“Hey!” It was rather a rude way to talk to him but he turned slightly to look at her.

“Wouldn’t it be easier for you to just choose a new contestant? The people are angry that someone like me gets the opportunity.”

“Someone like you?” His eyes danced over her figure, trying to look for the peculiarity that drew her apart from others. He came up empty.

“I am a half-breed.” Her voice quivered slightly at the end but she held her chin high. Nikolai nodded and he watched her shoulders sag just a tiny bit.

Then he turned fully and took a few steps toward her, crowding her space.

“You could be a damn bear with two left feet and I would not care. I did not sit a whole evening at my desk, writing your name over and over to have enough notes in the vessel to make sure you would be picked.”

A breath escaped her lips, it drew his gaze toward them for a moment.

“You are lying.”

“Why would I?” he asked with glinting eyes. He was having fun with this.

She shook her head. “I don’t know but it is really pathetic.”

“You call me pathetic?”

She shrugged her shoulders. “I believe I am. Are you going to flog me for it?”

There was a challenge in her eyes, coldness blazing like blue fire.

“This is a chance for you too, you cannot be that prideful to pass up 100,000 Gulls.”

She stepped closer to him and the guards shifted at the doors, Nikolai telling them with a small movement of his hand that it was all right.

“You know nothing about me, so do not pretend you know what I want and what I don’t.”

A small smile spread on his lips. “I do not need to know you, to know what humans want, generally. We are greedy creatures, striving for power.”

Her eyes narrowed further. “Well, isn’t that a pessimistic way of perceivingyour subjects?”

“I am not excluding myself from that rule,” he said quietly, taking a step closer until the tips of their boots touched.

His of the finest leather, polished so the tips glinted in the candlelight, hers were tearing from the sole, strings barely attached anymore, flecks of mud crusting around the edges.

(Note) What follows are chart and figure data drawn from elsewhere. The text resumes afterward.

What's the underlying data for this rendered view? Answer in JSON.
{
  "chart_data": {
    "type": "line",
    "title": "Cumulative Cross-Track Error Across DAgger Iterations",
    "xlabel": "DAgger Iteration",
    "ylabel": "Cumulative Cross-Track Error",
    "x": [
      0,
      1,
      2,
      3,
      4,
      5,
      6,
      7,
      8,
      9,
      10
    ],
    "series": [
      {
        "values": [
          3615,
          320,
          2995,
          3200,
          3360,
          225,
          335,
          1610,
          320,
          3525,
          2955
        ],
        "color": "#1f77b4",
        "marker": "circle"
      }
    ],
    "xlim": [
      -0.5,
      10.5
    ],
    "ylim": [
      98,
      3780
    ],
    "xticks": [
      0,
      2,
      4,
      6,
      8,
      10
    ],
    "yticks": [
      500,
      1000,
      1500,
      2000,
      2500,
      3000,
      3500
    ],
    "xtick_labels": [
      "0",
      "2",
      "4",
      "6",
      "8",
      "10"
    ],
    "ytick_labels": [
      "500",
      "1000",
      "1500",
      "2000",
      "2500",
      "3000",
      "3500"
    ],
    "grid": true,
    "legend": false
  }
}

They stared at each other for a moment, the air growing stuffed between them. He was waiting for her to ask why he would want her specifically to partake in the tournament but the question never came.

Instead, Noora grabbed his wrist in her hold and he froze.

Her other hand dove into the pocket of her tight pants, pulling out a silver ring. A jade stone was embedded into the heart of it.

Turning his hand she placed the ring into his gloved palm. He looked up at her face, fascinated by the sudden determination set onto her delicate features.

He cleared his throat, drawing his hand back, the familiar weight in his hand making it easier to breathe.

“All right,” he said. “Let us pretend for the sake of your pride that you are not greedy and won’t do this for the gold.”

She scoffed but let him go on.

“I will not only get your little friend here but I will make it possible for you to be her guardian, no matter of her or your age.”

Her face went slack and Nikolai could barely contain his triumphant smile. He had captured her on his hook.

A dark cloud cast over her gaze and she pondered over his words. He knew what she was doing and he gladly let her. Noora was only a means to the end that he needed. The moment she won that tournament, he was free of his torment. She looked up at him, jaw locked and shoulders drawn back. He did not care what he sacrificed for his needs, though a small pit of guilt formed in his stomach, knowing that the witch could do nothing else but agree to this arrangement.